Investigating the mechanisms of blood brain barrier breakdown and repair in Experimental Autoimmune Encephalomyelitis

The CNS is sequestered from systemic circulation by a series of barriers that tightly regulate the CNS microenvironment to allow proper functioning of the neural tissue, and provide protection from toxins, pathogens and other potentially harmful agents. One of these barriers, the BBB is formed by specialized endothelial cells (ECs) that have impermeable tight junctions (TJs) and reduced transcellular transcytosis and pinocytosis to restrict the entry of leukocytes, antibodies and other serum proteins into the CNS parenchyma. In the healthy BBB, TJ proteins are degraded and recycled at a low rate via Rab5/Rab7-mediated endolysosomal trafficking and degradation. BBB function is impaired in neuroinflammation which allows paracellular or transcellular migration of leukocytes via either disrupted TJs or increased transcytosis, respectively. However, the mechanisms by which TJ disruption occurs at the BBB in the context of MS/EAE remain poorly understood.
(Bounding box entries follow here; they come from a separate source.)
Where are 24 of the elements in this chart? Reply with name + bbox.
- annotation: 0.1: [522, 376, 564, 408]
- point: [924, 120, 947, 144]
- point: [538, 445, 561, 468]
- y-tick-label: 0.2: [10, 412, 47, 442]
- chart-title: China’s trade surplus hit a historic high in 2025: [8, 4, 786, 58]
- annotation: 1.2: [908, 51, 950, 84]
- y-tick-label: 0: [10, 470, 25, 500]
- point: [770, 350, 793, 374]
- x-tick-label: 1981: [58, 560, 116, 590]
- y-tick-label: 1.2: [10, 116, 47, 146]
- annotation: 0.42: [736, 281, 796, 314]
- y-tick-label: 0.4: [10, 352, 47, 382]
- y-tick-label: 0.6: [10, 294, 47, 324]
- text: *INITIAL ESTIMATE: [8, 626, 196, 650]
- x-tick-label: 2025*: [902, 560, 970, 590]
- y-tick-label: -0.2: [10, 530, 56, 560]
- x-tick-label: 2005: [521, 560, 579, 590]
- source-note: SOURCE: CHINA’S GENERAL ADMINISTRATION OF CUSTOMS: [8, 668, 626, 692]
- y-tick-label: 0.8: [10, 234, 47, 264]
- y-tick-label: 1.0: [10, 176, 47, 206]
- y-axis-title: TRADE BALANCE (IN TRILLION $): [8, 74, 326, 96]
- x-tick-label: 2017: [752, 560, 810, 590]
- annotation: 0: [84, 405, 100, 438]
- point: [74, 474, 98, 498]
Changes in the normal rate of endolysomal trafficking and degradation of TJ proteins may underlie BBB breakdown in EAE/MS. Wnt/B-catenin signaling has been shown to be required for both the development and maintenance of the BBB. Our laboratory has previously shown that spinal cord ECs upregulate the Wnt/B-catenin signaling pathway during EAE, and inhibition of this pathway exacerbates the clinical course of the disease. However, the role of the Wnt/B-catenin signaling pathway in barrier repair during EAE remains unresolved. My thesis project involves investigating whether inhibition of endolysomal degradation and upregulation of Wnt/B-catenin signaling in the neurovasculature prevents BBB breakdown, reduces immune cell infiltration and ameliorates disease outcomes during EAE.